Aubrey grimaced. “Um, I do have cameras, actually, but I need help settin’ ’em up, and we’ve already discussed how my boys aren’t the most helpful.” Her husband dying on duty overseas several years ago left her alone with twin boys who hadn’t become better behaved after their dad died. Huh. It was occurring to me that maybe it was why I was so hard on her boys whenever they found themselves in trouble with the law—which was often. They’d gone in the misbehaving dead-soldier-father direction, and I’d gone in the other.

“Might be difficult to find your thief without ’em, but I’ll do my best.”

“Frank, really, there’s not much missin’. I only called you in case this is related to any other crimes or the person could be dangerous, though I’m thinkin’ it was just somebody who needed money for food or somethin’. I probably won’t even file a claim with my insurance. The deductible will probably cost more than the damage itself.” She shrugged. “Why bother?”

“That’s up to you,” I said. “You got somebody you can call to fix your back door and install them cameras?”

“Yeah.
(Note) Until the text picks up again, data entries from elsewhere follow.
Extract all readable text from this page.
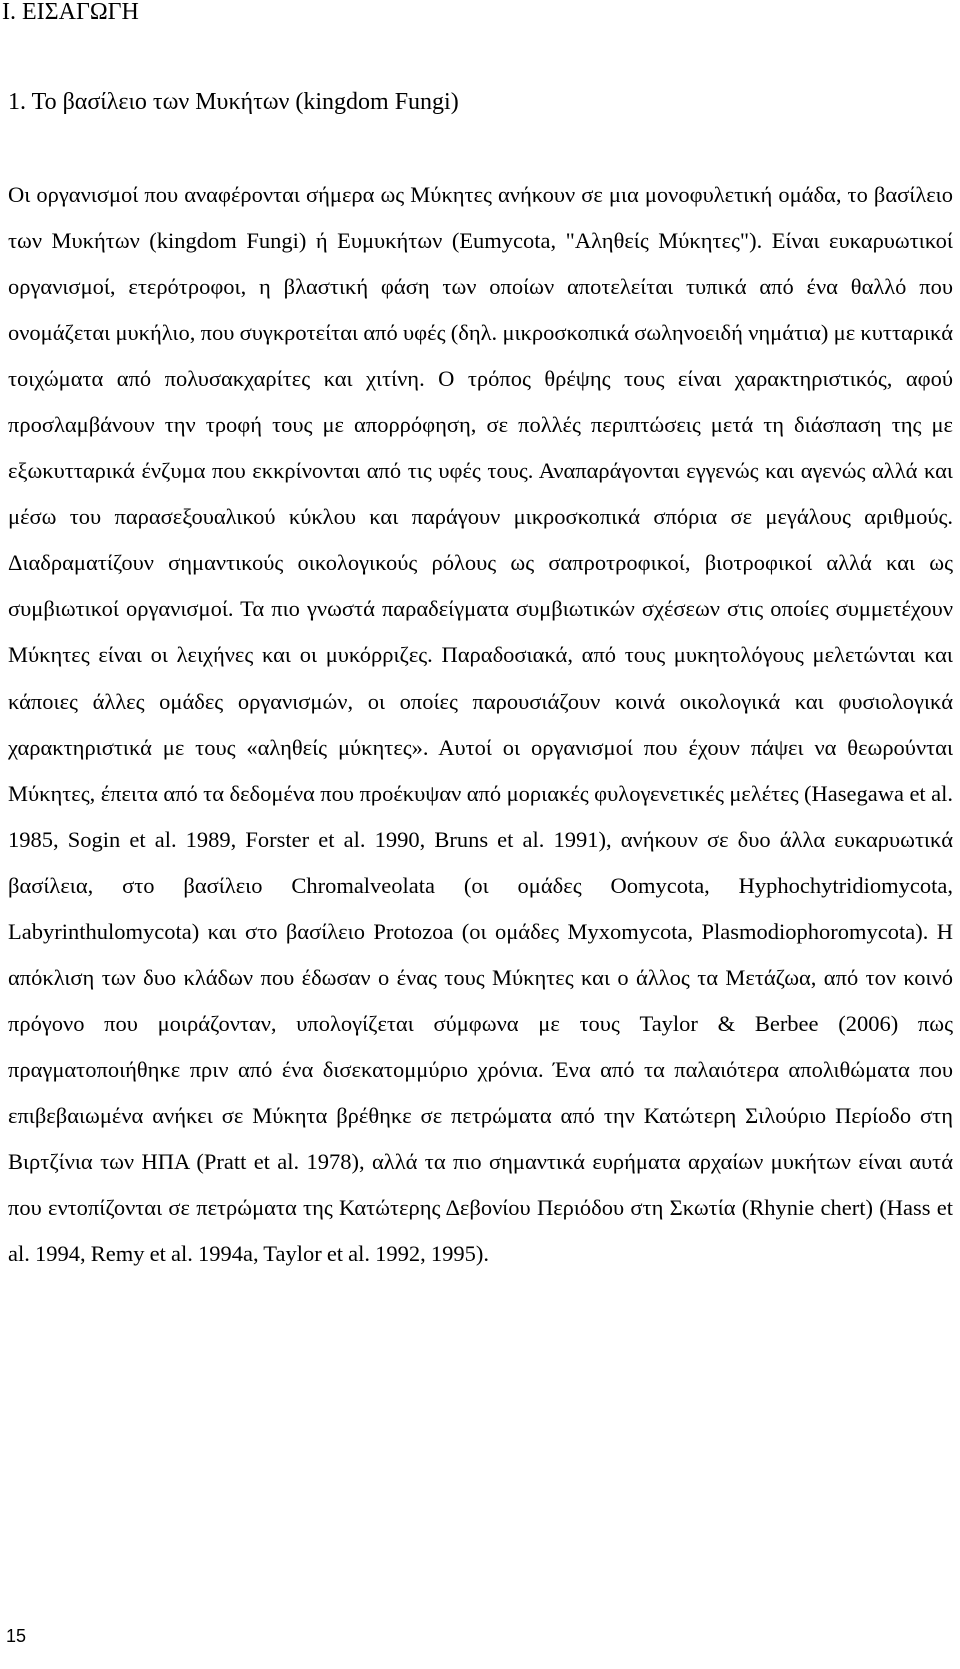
Ι. ΕΙΣΑΓΩΓΗ
1. Το βασίλειο των Μυκήτων (kingdom Fungi)

Οι οργανισμοί που αναφέρονται σήμερα ως Μύκητες ανήκουν σε μια μονοφυλετική ομάδα, το βασίλειο των Μυκήτων (kingdom Fungi) ή Ευμυκήτων (Eumycota, "Αληθείς Μύκητες"). Είναι ευκαρυωτικοί οργανισμοί, ετερότροφοι, η βλαστική φάση των οποίων αποτελείται τυπικά από ένα θαλλό που ονομάζεται μυκήλιο, που συγκροτείται από υφές (δηλ. μικροσκοπικά σωληνοειδή νημάτια) με κυτταρικά τοιχώματα από πολυσακχαρίτες και χιτίνη. Ο τρόπος θρέψης τους είναι χαρακτηριστικός, αφού προσλαμβάνουν την τροφή τους με απορρόφηση, σε πολλές περιπτώσεις μετά τη διάσπαση της με εξωκυτταρικά ένζυμα που εκκρίνονται από τις υφές τους. Αναπαράγονται εγγενώς και αγενώς αλλά και μέσω του παρασεξουαλικού κύκλου και παράγουν μικροσκοπικά σπόρια σε μεγάλους αριθμούς. Διαδραματίζουν σημαντικούς οικολογικούς ρόλους ως σαπροτροφικοί, βιοτροφικοί αλλά και ως συμβιωτικοί οργανισμοί. Τα πιο γνωστά παραδείγματα συμβιωτικών σχέσεων στις οποίες συμμετέχουν Μύκητες είναι οι λειχήνες και οι μυκόρριζες. Παραδοσιακά, από τους μυκητολόγους μελετώνται και κάποιες άλλες ομάδες οργανισμών, οι οποίες παρουσιάζουν κοινά οικολογικά και φυσιολογικά χαρακτηριστικά με τους «αληθείς μύκητες». Αυτοί οι οργανισμοί που έχουν πάψει να θεωρούνται Μύκητες, έπειτα από τα δεδομένα που προέκυψαν από μοριακές φυλογενετικές μελέτες (Hasegawa et al. 1985, Sogin et al. 1989, Forster et al. 1990, Bruns et al. 1991), ανήκουν σε δυο άλλα ευκαρυωτικά βασίλεια, στο βασίλειο Chromalveolata (οι ομάδες Oomycota, Hyphochytridiomycota, Labyrinthulomycota) και στο βασίλειο Protozoa (οι ομάδες Myxomycota, Plasmodiophoromycota). Η απόκλιση των δυο κλάδων που έδωσαν ο ένας τους Μύκητες και ο άλλος τα Μετάζωα, από τον κοινό πρόγονο που μοιράζονταν, υπολογίζεται σύμφωνα με τους Taylor & Berbee (2006) πως πραγματοποιήθηκε πριν από ένα δισεκατομμύριο χρόνια. Ένα από τα παλαιότερα απολιθώματα που επιβεβαιωμένα ανήκει σε Μύκητα βρέθηκε σε πετρώματα από την Κατώτερη Σιλούριο Περίοδο στη Βιρτζίνια των ΗΠΑ (Pratt et al. 1978), αλλά τα πιο σημαντικά ευρήματα αρχαίων μυκήτων είναι αυτά που εντοπίζονται σε πετρώματα της Κατώτερης Δεβονίου Περιόδου στη Σκωτία (Rhynie chert) (Hass et al. 1994, Remy et al. 1994a, Taylor et al. 1992, 1995).

15
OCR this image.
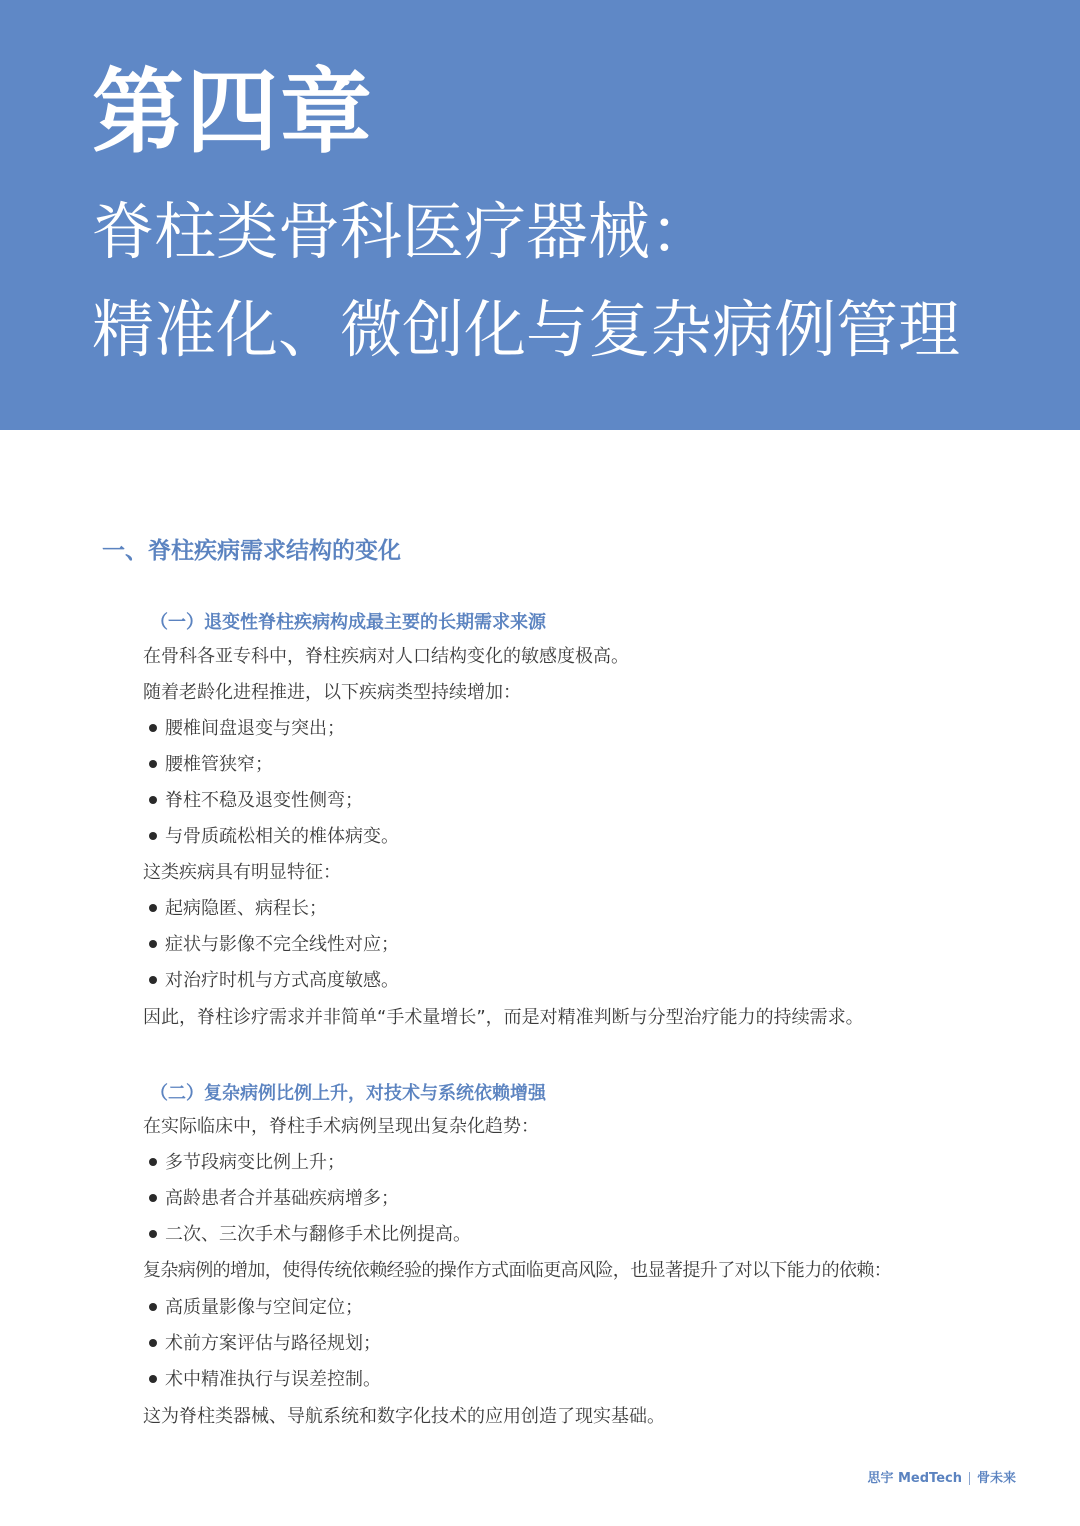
第四章
脊柱类骨科医疗器械：
精准化、微创化与复杂病例管理
一、脊柱疾病需求结构的变化
（一）退变性脊柱疾病构成最主要的长期需求来源
在骨科各亚专科中，脊柱疾病对人口结构变化的敏感度极高。
随着老龄化进程推进，以下疾病类型持续增加：
腰椎间盘退变与突出；
腰椎管狭窄；
脊柱不稳及退变性侧弯；
与骨质疏松相关的椎体病变。
这类疾病具有明显特征：
起病隐匿、病程长；
症状与影像不完全线性对应；
对治疗时机与方式高度敏感。
因此，脊柱诊疗需求并非简单“手术量增长”，而是对精准判断与分型治疗能力的持续需求。
（二）复杂病例比例上升，对技术与系统依赖增强
在实际临床中，脊柱手术病例呈现出复杂化趋势：
多节段病变比例上升；
高龄患者合并基础疾病增多；
二次、三次手术与翻修手术比例提高。
复杂病例的增加，使得传统依赖经验的操作方式面临更高风险，也显著提升了对以下能力的依赖：
高质量影像与空间定位；
术前方案评估与路径规划；
术中精准执行与误差控制。
这为脊柱类器械、导航系统和数字化技术的应用创造了现实基础。
思宇 MedTech 骨未来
You know my cousin, Max, right? He’ll help me.”

I made a note to text him myself to make sure it was done. “Okay. Anything else while I’m here?”

“No. That’s it, I guess.” Was I wrong, or did she look disappointed there weren’t any other crimes for her to report?

“Alright then.” I tipped my hat and headed toward the front door, but on the way, I noticed two local women in front of the shop, looking in the big front window at a Valentine’s Day display of what I guessed were probably romance books. They were red and pink enough. “Mrs. George, you notice anybody out front last night or maybe the last few days? Any suspicious customers you remember? Anybody hangin’ around out back when you parked?”